Menurut Wicklund dan Frey (1980), yanng
menjadikan penerimaan diri mungkin adalah bahwa orang yang memiliki konsep diri
positif mengenal dirinya dengan baik sekali.
Individu yang memiliki konsep diri
positif bersifat stabil dan bervariasi. Dengan konsep diri positif dapat
memahami dan menerima sejumlah fakta yang sangat bermacam-macam tentang dirinya
sendiri, individu dapat menerima dirinya dengan apa adanya.

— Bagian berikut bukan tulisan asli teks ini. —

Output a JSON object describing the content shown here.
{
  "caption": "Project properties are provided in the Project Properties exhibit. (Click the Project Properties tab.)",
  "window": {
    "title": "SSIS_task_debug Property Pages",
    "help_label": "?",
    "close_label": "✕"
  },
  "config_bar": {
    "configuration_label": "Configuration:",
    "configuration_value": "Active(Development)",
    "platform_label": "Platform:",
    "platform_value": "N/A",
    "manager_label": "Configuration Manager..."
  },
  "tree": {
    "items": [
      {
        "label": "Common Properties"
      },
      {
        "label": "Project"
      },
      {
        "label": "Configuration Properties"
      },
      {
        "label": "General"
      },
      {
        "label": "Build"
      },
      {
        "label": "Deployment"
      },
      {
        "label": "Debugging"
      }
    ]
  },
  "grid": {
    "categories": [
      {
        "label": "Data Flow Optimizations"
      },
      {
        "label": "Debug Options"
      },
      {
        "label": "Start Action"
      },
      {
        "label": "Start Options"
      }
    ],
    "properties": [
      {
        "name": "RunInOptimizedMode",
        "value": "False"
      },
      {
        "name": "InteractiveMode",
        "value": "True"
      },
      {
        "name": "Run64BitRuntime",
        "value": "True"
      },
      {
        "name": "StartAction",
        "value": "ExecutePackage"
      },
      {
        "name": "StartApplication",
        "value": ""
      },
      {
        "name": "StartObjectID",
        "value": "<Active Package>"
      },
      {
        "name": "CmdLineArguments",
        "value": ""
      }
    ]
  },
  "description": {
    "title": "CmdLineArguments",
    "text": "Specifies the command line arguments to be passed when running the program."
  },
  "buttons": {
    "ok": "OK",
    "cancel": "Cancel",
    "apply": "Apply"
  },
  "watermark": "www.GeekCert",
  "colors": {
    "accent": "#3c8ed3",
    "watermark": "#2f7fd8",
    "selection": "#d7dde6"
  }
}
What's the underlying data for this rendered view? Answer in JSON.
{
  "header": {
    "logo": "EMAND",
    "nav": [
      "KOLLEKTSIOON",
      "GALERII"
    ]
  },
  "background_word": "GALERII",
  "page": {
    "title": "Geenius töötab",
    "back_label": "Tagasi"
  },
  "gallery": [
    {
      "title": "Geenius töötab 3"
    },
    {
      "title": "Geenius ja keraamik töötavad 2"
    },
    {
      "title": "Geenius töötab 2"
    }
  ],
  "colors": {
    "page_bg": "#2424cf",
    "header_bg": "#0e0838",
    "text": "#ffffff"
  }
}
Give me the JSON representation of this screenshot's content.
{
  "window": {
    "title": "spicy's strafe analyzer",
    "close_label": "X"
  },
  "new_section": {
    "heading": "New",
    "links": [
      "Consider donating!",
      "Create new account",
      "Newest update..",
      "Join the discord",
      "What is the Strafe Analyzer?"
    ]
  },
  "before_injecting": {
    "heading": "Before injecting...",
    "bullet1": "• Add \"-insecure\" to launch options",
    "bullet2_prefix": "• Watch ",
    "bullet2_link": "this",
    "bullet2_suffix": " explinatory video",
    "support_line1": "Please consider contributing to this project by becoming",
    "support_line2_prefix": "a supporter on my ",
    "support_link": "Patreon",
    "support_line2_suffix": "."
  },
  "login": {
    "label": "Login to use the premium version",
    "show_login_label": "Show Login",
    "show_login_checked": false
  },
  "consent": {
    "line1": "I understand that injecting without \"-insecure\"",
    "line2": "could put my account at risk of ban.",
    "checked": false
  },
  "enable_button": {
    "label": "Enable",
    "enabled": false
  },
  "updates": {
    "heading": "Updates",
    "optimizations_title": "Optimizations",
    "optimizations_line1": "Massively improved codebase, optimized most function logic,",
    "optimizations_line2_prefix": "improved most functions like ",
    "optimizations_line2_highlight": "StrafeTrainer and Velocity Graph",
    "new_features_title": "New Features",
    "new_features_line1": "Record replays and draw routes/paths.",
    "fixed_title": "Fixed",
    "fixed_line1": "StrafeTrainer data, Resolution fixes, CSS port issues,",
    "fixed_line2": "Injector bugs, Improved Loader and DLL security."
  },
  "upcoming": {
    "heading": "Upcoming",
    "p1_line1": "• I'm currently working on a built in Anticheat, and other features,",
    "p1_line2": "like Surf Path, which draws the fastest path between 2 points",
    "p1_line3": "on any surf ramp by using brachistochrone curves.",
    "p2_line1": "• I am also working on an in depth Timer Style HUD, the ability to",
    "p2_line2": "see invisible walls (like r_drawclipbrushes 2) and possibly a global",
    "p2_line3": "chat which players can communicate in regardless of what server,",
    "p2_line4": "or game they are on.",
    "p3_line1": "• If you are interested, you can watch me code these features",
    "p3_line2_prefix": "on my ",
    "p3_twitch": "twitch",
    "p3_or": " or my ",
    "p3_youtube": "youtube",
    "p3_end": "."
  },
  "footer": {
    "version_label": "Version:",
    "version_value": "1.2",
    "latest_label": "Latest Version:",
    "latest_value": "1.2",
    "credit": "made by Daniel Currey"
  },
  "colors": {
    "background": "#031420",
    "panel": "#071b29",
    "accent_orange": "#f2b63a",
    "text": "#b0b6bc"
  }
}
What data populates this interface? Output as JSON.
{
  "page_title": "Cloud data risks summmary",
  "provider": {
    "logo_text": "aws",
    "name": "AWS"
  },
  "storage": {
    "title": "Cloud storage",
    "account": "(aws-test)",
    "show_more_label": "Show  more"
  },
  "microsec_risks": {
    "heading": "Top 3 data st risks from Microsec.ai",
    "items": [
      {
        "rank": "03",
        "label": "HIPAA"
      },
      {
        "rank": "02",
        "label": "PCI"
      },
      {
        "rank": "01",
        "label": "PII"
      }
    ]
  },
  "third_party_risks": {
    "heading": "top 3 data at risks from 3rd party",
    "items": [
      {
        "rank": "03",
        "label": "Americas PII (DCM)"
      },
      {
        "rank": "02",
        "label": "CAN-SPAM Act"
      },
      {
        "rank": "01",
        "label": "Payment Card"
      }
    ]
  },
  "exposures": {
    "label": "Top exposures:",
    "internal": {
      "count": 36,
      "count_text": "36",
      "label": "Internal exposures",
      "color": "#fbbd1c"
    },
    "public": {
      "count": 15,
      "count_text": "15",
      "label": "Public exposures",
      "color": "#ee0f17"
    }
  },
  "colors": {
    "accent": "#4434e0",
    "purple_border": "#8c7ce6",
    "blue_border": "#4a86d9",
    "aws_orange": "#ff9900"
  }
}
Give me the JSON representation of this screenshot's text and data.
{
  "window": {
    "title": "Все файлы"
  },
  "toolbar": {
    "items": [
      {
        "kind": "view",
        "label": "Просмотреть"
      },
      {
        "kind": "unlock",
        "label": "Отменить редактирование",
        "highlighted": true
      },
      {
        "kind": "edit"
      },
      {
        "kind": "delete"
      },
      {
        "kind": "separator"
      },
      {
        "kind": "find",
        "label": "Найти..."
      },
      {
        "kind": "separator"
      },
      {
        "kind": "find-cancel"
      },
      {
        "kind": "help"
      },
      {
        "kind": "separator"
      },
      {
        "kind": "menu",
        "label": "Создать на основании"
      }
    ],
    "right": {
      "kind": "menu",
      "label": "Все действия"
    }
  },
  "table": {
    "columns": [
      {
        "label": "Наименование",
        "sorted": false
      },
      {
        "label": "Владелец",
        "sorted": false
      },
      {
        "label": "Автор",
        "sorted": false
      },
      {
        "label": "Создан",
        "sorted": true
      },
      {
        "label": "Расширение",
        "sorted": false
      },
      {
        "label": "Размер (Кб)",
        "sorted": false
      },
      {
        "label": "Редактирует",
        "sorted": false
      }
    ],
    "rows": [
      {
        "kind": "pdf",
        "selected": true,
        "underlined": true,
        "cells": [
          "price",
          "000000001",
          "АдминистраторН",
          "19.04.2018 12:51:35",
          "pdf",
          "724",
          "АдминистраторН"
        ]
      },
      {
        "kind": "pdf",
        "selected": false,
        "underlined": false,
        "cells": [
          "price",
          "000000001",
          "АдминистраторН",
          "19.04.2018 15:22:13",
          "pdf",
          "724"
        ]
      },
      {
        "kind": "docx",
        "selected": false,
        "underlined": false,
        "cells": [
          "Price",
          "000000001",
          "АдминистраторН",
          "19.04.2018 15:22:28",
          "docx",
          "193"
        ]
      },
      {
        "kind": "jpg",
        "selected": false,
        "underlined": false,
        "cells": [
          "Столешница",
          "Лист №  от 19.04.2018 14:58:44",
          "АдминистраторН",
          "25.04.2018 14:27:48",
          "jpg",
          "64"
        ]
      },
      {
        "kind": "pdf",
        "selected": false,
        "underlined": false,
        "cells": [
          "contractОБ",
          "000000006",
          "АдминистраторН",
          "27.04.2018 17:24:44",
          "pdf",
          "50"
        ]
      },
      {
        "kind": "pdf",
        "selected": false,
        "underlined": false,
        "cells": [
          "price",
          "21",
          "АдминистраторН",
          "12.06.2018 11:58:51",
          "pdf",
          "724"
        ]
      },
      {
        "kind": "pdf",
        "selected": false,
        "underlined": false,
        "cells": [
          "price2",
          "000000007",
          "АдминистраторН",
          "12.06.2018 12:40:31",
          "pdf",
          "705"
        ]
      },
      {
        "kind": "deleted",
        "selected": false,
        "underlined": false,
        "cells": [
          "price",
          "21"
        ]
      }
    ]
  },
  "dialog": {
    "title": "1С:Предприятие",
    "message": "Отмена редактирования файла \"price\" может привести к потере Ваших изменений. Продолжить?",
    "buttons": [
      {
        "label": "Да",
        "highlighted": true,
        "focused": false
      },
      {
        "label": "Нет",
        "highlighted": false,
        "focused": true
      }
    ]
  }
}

James dan Joan menerangkan bahwa,
mengenai pengharapan, orang dengan konseo diri positif merancang tujuan yang
sesuai realistis. Yang lebih penting dari pengharapan yang realistis tentang
pencapaian adalah tentang pengharapan individu tentang kehidupannya sebagai
individu: idenya tentang apa yang yang dapat diberikan kehidupan kepadanya dan
bagaimana seharusnya dirinya mendekati dunia.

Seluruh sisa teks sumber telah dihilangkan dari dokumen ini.